L’occasion répond surtout à cette seconde voie et offre une flexibilité d’acquisition séparation que ne permet pas la pleine possession d’un avion. Neufs et occasions répondent donc de manière complémentaire aux impératifs des businessmodels des compagnies; les «Legacies» (compagnies aériennes classiques, ndlr) possèdent généralement leurs appareils, les low- cost au contraire ont massivement recours au leasing. De plus, un avion neuf impactera la trésorerie via le remboursement du crédit et
gonflera le bilan par un amortissement faible. Un avion de seconde main aura une valeur résiduelle faible, car amorti, contribuant à dévaluer les actifs de la compagnie.
F.N.H. : Quel impact cela aurait-il sur l'industrie aéronautique ?

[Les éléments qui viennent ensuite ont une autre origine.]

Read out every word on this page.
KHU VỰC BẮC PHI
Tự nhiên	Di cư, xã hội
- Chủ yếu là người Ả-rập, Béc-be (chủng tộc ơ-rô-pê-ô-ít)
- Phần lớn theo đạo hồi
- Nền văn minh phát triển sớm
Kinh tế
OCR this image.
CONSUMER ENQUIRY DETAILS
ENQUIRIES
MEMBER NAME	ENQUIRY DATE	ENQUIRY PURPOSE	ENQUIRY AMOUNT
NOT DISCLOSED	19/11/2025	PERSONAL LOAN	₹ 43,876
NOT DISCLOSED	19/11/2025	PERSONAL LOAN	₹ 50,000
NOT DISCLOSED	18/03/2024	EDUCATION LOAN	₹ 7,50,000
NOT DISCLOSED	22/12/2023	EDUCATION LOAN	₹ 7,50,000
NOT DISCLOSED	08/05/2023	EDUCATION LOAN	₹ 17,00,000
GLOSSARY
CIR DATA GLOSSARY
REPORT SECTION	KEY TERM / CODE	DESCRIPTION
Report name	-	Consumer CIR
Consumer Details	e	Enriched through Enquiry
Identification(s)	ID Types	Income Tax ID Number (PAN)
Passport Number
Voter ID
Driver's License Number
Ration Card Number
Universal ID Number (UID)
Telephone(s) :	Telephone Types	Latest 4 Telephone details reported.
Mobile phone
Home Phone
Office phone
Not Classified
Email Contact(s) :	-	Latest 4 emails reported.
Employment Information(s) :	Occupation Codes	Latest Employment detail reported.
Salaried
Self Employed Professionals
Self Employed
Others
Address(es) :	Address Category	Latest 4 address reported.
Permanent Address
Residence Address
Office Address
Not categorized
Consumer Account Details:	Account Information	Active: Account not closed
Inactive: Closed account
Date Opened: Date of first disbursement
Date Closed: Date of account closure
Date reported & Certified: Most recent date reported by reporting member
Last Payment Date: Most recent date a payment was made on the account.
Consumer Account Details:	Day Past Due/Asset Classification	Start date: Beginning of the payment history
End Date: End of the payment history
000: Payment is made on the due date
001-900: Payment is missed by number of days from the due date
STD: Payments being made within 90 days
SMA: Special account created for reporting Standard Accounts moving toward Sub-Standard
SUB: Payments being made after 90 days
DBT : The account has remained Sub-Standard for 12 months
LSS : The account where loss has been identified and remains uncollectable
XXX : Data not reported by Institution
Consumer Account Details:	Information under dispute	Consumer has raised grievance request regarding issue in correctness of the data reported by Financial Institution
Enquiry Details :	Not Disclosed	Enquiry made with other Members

O. J. : A date, recevoir un avion neuf pour une compagnie est davantage une source de problème que de salut. Tant que la demande ne permettra pas de remplir les avions, les compagnies préfèreront conserver leurs flottes ou procéder à des renouvellements ciblés.
Des reports de commande voire d’annulations vont avoir lieu si la crise perdure. Air Asia n’a pas souhaité prendre possession de 6 A320 récemment, Qatar Airways souhaite, quant à elle, l’étalement de ses livraisons.
Un phénomène de conversion de commandes vers des appareils de taille plus adaptée à l’après-crise pourrait se matérialiser, avec des shifts de 320 vers la gamme 220 d’Airbus, ou de 330/350 vers les 321XLR/ULR, mieux adaptés aux nouvelles conditions de marché.
L’impact pour les constructeurs sera direct et conduira à une réduction des cadences de production sur les longs courriers trop capacitaires ou les modules facilement disponibles d’occasion. En cascade, les sous-traitants verront leurs flux de commande se réduire; toute la chaîne de valeur sera impactée.
Il peut aussi être temps pour les avionneurs de repenser leurs gammes et combler certains «vides». C’est le cas de Boeing et son NMA, ou l’arrêt de production du 380 d’Airbus par exemple.
F.N.H. : Y a-t-il aujourd'hui des annulations de commande d'avions neufs ? A combien sont estimées les pertes des constructeurs ?
O. J. : Rassurons les lecteurs, les carnets de commande des avionneurs sont bien garnis, malgré la crise du 737 MAX chez Boeing et les annulations et/ou reports de commandes que la crise engendre. Il reste encore aux deux avionneurs plusieurs années de productions devant eux, et des débouchés dans la Défense.
La crise actuelle entraînera un ralentissement et un décalage temporel de la croissance du trafic aérien mondial. Toutefois, une reprise équivalente aux volumes observés en 2019 est attendue par nombre d’observateurs courant 2023.
F.N.H. : Qu'adviendra-t-il de ces appareils s'ils ne trouvent pas preneurs ?
O. J. : Deux issues : soit le stockage dans l’attente d’un repreneur, soit le scrapping. Cette seconde voie permet d’alimenter le marché de pièces détachées.